A new report from Greenpeace is currently enraging the Bitcoin community: It reveals the close connections between mining associations and the fossil fuel lobby in the USA – and how they prevent mining from being regulated in a climate-friendly way. Unfortunately, the community’s anger is directed at the wrong target.

Some things repeat themselves again and again: Greenpeace USA, known for a Ripple-funded campaign against Bitcoin mining, has once again issued a report that casts a negative light on mining, and the Bitcoin community is raging.

If you would like to look at a long chain of accusations and insults against Greenpeace, you should click on the corresponding thread on Twitter. Bitcoin magazines and experts are reacting with fact checks and scathing counterstatements, and all in all, Greenpeace seems to be cutting its teeth again.

It’s far too easy to make a general denunciation of Bitcoin’s high electricity consumption. What matters is not how many gigawatt hours or terawatt hours the miners use – but rather what source they are generated from and how much CO2 is emitted. Everyone agrees on this – even Greenpeace.

Bitcoin miners use the electricity that is stably available at the cheapest price. Ideally, this would be renewable energies, and if not, then this is also a political mistake. Good policy incentivizes Bitcoin miners to use green energy rather than black energy, and ideally ensures that mining exploits its potential to promote the expansion of renewable energy.

In solidarity with the fossil fuel lobby

The problem now, however, is that miners in the USA are doing everything they can to actively prevent such a policy. And that’s exactly what you can read in the Greenpeace report, even though most Bitcoin media and influencers are trying to suppress this information by waging a mock battle over whether Greenpeace is using the right or wrong numbers and values.

Greenpeace’s report “reveals how the Bitcoin mining industry is aligned with fossil fuel and other dirty industry groups and climate change deniers and is blocking action needed to solve the climate crisis.”

The miners like to claim that they are promoting the expansion of renewable energies and stabilizing power grids. But beware of the legislature trying to oblige them to do so, for example by banning mining with fossil fuels or even just wanting to create more transparency about the energy sources used – then they go to the barricades in solidarity with the fossil fuel lobby and do everything they can to get such laws and rules to prevent.

The Greenpeace report gives numerous examples of this: In Montana, a mining group, together with lawyers from the American Legislative Exchange Council (ALEC), pushed through a law that prevents local oversight of noisy and energy-hungry mining farms. The ALEC is so against climate protection that it even goes too far for the oil company Shell.
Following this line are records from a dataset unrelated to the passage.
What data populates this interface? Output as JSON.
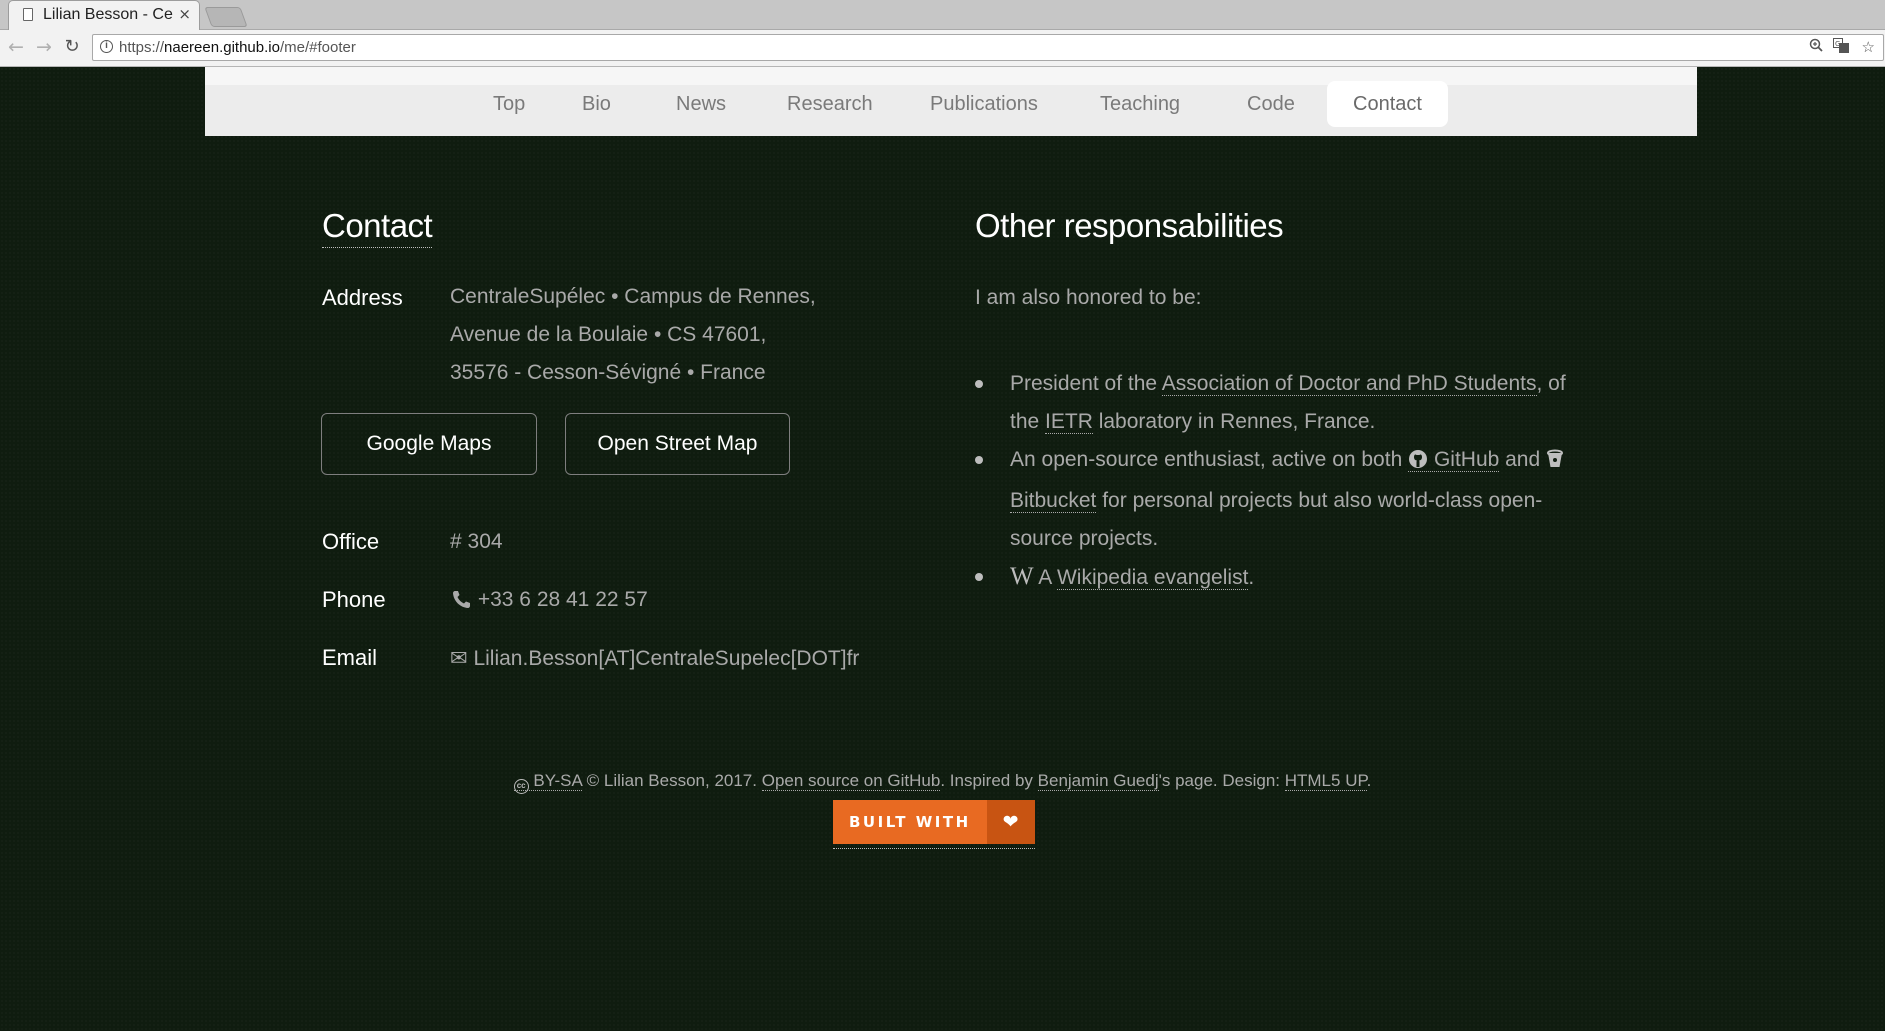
{
  "browser": {
    "tab_title": "Lilian Besson - Ce",
    "tab_close": "×",
    "url_prefix": "https://",
    "url_host": "naereen.github.io",
    "url_path": "/me/#footer"
  },
  "nav": {
    "items": [
      {
        "label": "Top"
      },
      {
        "label": "Bio"
      },
      {
        "label": "News"
      },
      {
        "label": "Research"
      },
      {
        "label": "Publications"
      },
      {
        "label": "Teaching"
      },
      {
        "label": "Code"
      },
      {
        "label": "Contact",
        "active": true
      }
    ]
  },
  "contact": {
    "heading": "Contact",
    "address_label": "Address",
    "address_lines": [
      "CentraleSupélec • Campus de Rennes,",
      "Avenue de la Boulaie • CS 47601,",
      "35576 - Cesson-Sévigné • France"
    ],
    "buttons": {
      "google_maps": "Google Maps",
      "osm": "Open Street Map"
    },
    "office_label": "Office",
    "office_value": "# 304",
    "phone_label": "Phone",
    "phone_value": "+33 6 28 41 22 57",
    "email_label": "Email",
    "email_value": "Lilian.Besson[AT]CentraleSupelec[DOT]fr"
  },
  "other": {
    "heading": "Other responsabilities",
    "intro": "I am also honored to be:",
    "item1": {
      "pre": "President of the ",
      "link1": "Association of Doctor and PhD Students",
      "mid1": ", of the ",
      "link2": "IETR",
      "post": " laboratory in Rennes, France."
    },
    "item2": {
      "pre": "An open-source enthusiast, active on both ",
      "github": "GitHub",
      "and": " and ",
      "bitbucket": "Bitbucket",
      "post": " for personal projects but also world-class open-source projects."
    },
    "item3": {
      "pre": " A ",
      "link": "Wikipedia evangelist",
      "post": "."
    }
  },
  "footer": {
    "license": "BY-SA",
    "copyright": " © Lilian Besson, 2017. ",
    "github_link": "Open source on GitHub",
    "inspired": ". Inspired by ",
    "guedj_link": "Benjamin Guedj",
    "design": "'s page. Design: ",
    "html5up_link": "HTML5 UP",
    "end": ".",
    "badge_text": "BUILT WITH",
    "badge_icon": "heart-icon"
  }
}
In numerous states, lobby groups were able to pass a “right to mine” law, which primarily prevents local authorities from taking action against noise pollution and excessive electricity consumption by miners or restricting their energy sources, such as renewable energies.
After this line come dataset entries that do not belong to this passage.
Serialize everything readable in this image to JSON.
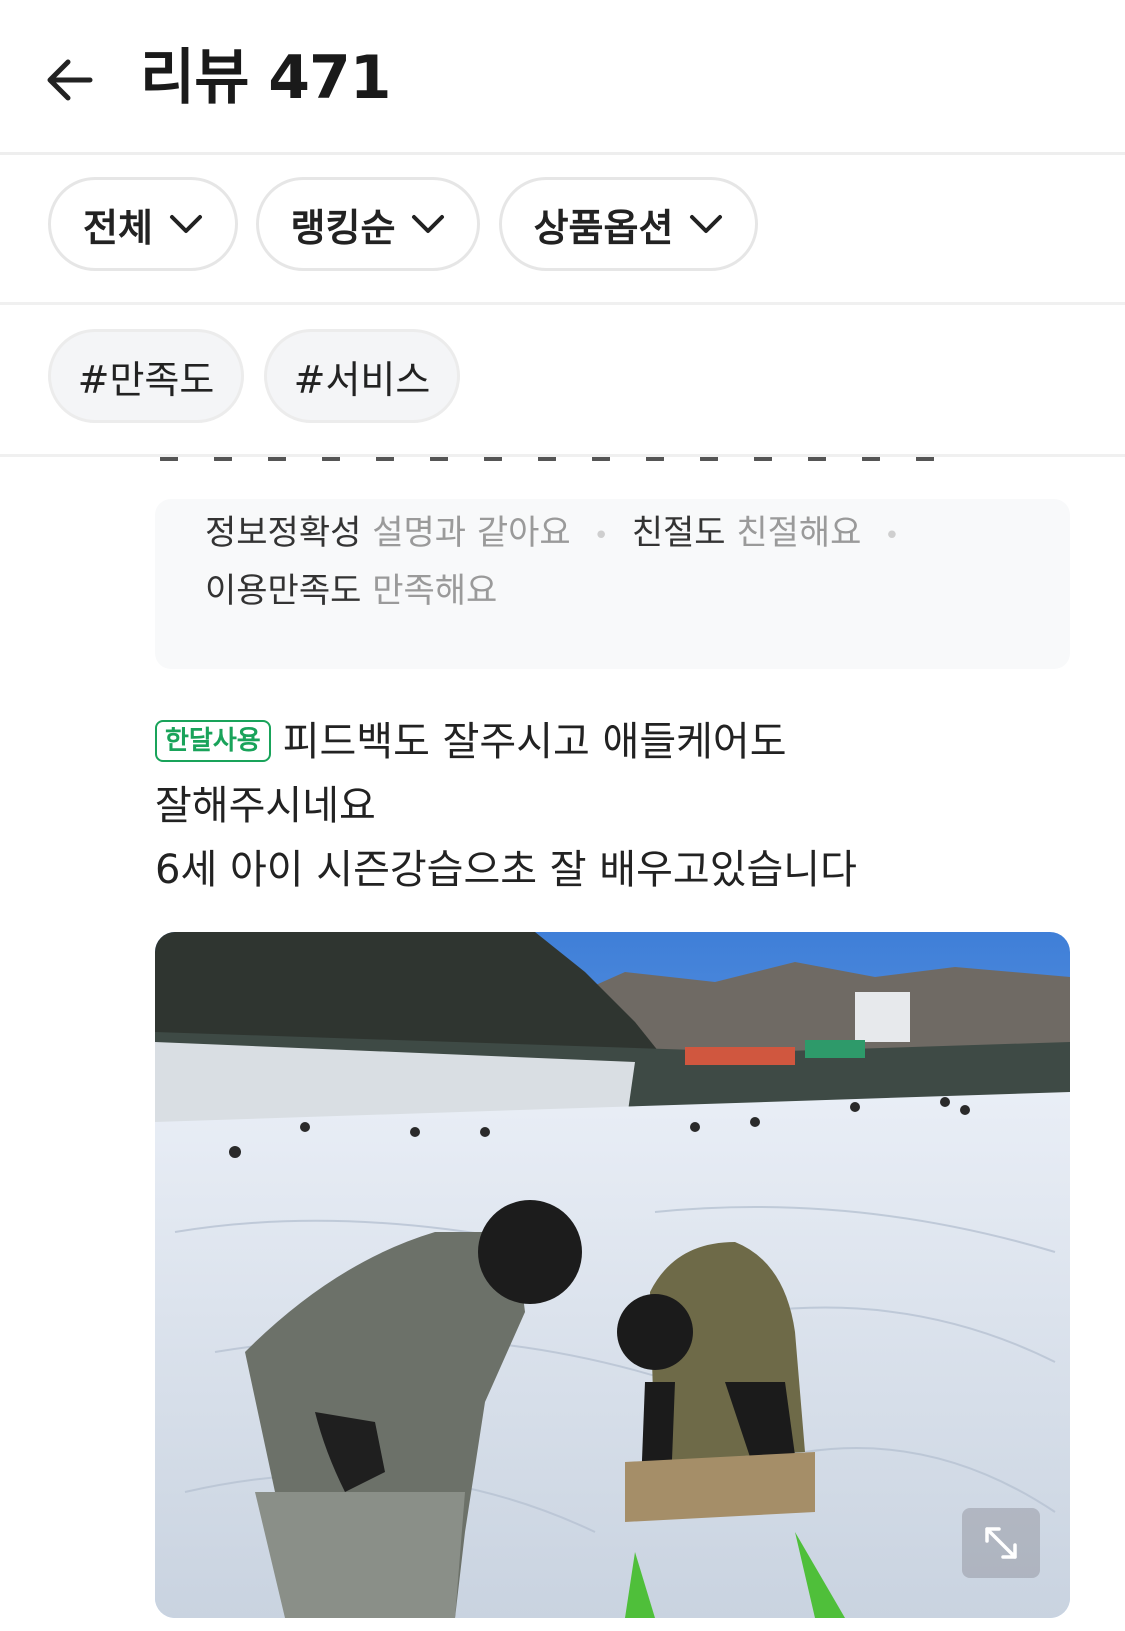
{
  "header": {
    "title": "리뷰 471"
  },
  "filters": [
    {
      "label": "전체"
    },
    {
      "label": "랭킹순"
    },
    {
      "label": "상품옵션"
    }
  ],
  "tags": [
    "#만족도",
    "#서비스"
  ],
  "ratings": {
    "items": [
      {
        "key": "정보정확성",
        "value": "설명과 같아요"
      },
      {
        "key": "친절도",
        "value": "친절해요"
      },
      {
        "key": "이용만족도",
        "value": "만족해요"
      }
    ]
  },
  "review": {
    "badge": "한달사용",
    "line1": "피드백도 잘주시고 애들케어도",
    "line2": "잘해주시네요",
    "line3": "6세 아이 시즌강습으초 잘 배우고있습니다"
  },
  "colors": {
    "badge_green": "#19a35a",
    "rating_key": "#333333",
    "rating_value": "#9a9a9a",
    "pill_border": "#e6e6e6",
    "tag_bg": "#f4f5f7"
  },
  "icons": {
    "back": "arrow-left-icon",
    "dropdown": "chevron-down-icon",
    "expand": "expand-icon"
  },
  "photo": {
    "has_image": true
  }
}
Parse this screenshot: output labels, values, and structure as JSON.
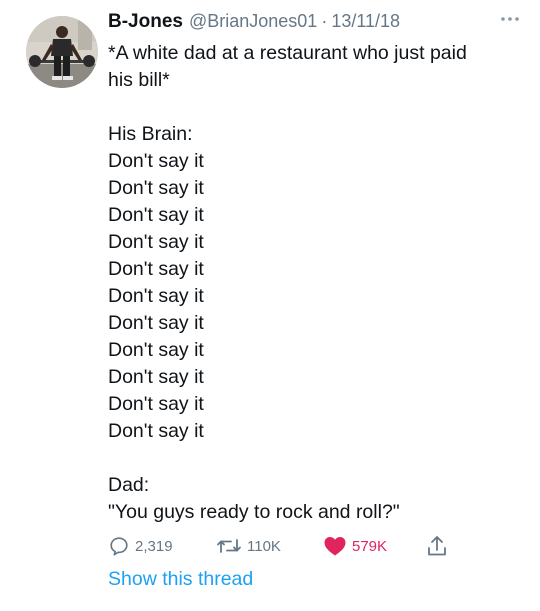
{
  "tweet": {
    "author_name": "B-Jones",
    "handle": "@BrianJones01",
    "separator": "·",
    "date": "13/11/18",
    "avatar_icon": "avatar-photo",
    "more_icon": "more-dots-icon",
    "text_lines": [
      "*A white dad at a restaurant who just paid",
      "his bill*",
      "",
      "His Brain:",
      "Don't say it",
      "Don't say it",
      "Don't say it",
      "Don't say it",
      "Don't say it",
      "Don't say it",
      "Don't say it",
      "Don't say it",
      "Don't say it",
      "Don't say it",
      "Don't say it",
      "",
      "Dad:",
      "\"You guys ready to rock and roll?\""
    ]
  },
  "actions": {
    "reply": {
      "icon": "reply-icon",
      "count": "2,319"
    },
    "retweet": {
      "icon": "retweet-icon",
      "count": "110K"
    },
    "like": {
      "icon": "heart-icon",
      "count": "579K",
      "liked": true,
      "color": "#e0245e"
    },
    "share": {
      "icon": "share-icon"
    }
  },
  "show_thread_label": "Show this thread",
  "colors": {
    "text": "#0f1419",
    "muted": "#657786",
    "link": "#1da1f2",
    "like": "#e0245e"
  }
}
In New York State, mining associations have fought against a moratorium on new mining farms powered by fossil fuels. They recently managed to stop a push by the US Energy Information Administration (EIA) to obtain more detailed information about miners’ energy consumption to prevent them from destabilizing the power grid.

They have already lobbied against a bill with which the Biden government wants to force miners to disclose their energy sources. And so forth. Any law that aims to achieve what the miners supposedly want anyway will be fought to the death.
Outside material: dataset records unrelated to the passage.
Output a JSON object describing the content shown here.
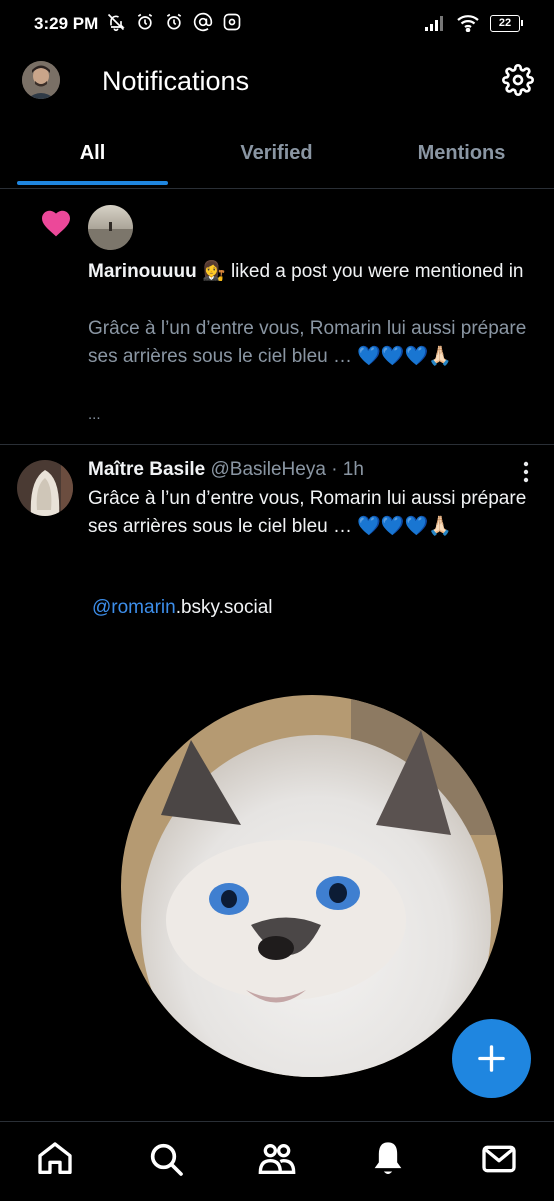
{
  "status_bar": {
    "time": "3:29 PM",
    "icons": [
      "muted-bell-icon",
      "alarm-icon",
      "alarm-icon",
      "at-icon",
      "app-icon"
    ],
    "battery": "22"
  },
  "header": {
    "title": "Notifications"
  },
  "tabs": [
    {
      "label": "All",
      "active": true
    },
    {
      "label": "Verified",
      "active": false
    },
    {
      "label": "Mentions",
      "active": false
    }
  ],
  "notifications": [
    {
      "type": "like",
      "user": "Marinouuuu",
      "emoji": "👩‍⚖️",
      "action": "liked a post you were mentioned in",
      "quote": "Grâce à l’un d’entre vous, Romarin lui aussi prépare ses arrières sous le ciel bleu … 💙💙💙🙏🏻",
      "more": "..."
    }
  ],
  "post": {
    "name": "Maître Basile",
    "handle": "@BasileHeya",
    "time": "· 1h",
    "body": "Grâce à l’un d’entre vous, Romarin lui aussi prépare ses arrières sous le ciel bleu … 💙💙💙🙏🏻",
    "mention_link": "@romarin",
    "mention_suffix": ".bsky.social"
  },
  "colors": {
    "accent": "#1f86e0",
    "link": "#3d8eea",
    "heart": "#ec4899",
    "muted_text": "#8a96a3",
    "divider": "#2a2f36",
    "background": "#000000"
  },
  "bottom_nav": [
    "home-icon",
    "search-icon",
    "people-icon",
    "bell-icon",
    "mail-icon"
  ]
}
A revolving door of climate change deniers

The Greenpeace report also lists a staggering number of connections to the fossil fuel industry, climate change deniers and the Trump administration.

The mining associations work with groups such as ALEC, organizations from the Koch brothers’ network and numerous Republican politicians who previously held senior jobs in the oil industry; They employ staff who previously fought against climate protection measures in the fossil fuel industry or the Trump administration.

Some examples: In the Chamber of Digital Commerce, a general cryptocurrency lobbying group, chair Perianne Boring previously worked for RT America, while other members worked on behalf of the oil industry; Digital Energy Council (DEC) President Thomas Mapes previously worked on energy policy for Trump and on anti-environmental initiatives; Blockchain Association staff lobbied the meat industry for the National Cattlemen’s Beef Association; Finally, the Satoshi Action Fund (SAF) is a direct successor to an organization that did PR for the Trump administration in order to whitewash his environmental and climate policies; It contains numerous members of the Trump administration as well as climate change deniers.

And these are just a few examples. The entire list of mining lobbyists who previously worked for the fossil fuel lobby against climate and environmental protection laws or cast doubt on man-made climate change is tiring and shockingly long.

Especially as a Bitcoiner, you shouldn’t just accept this. The last thing you should do is respond to such extensive research by attacking Greenpeace.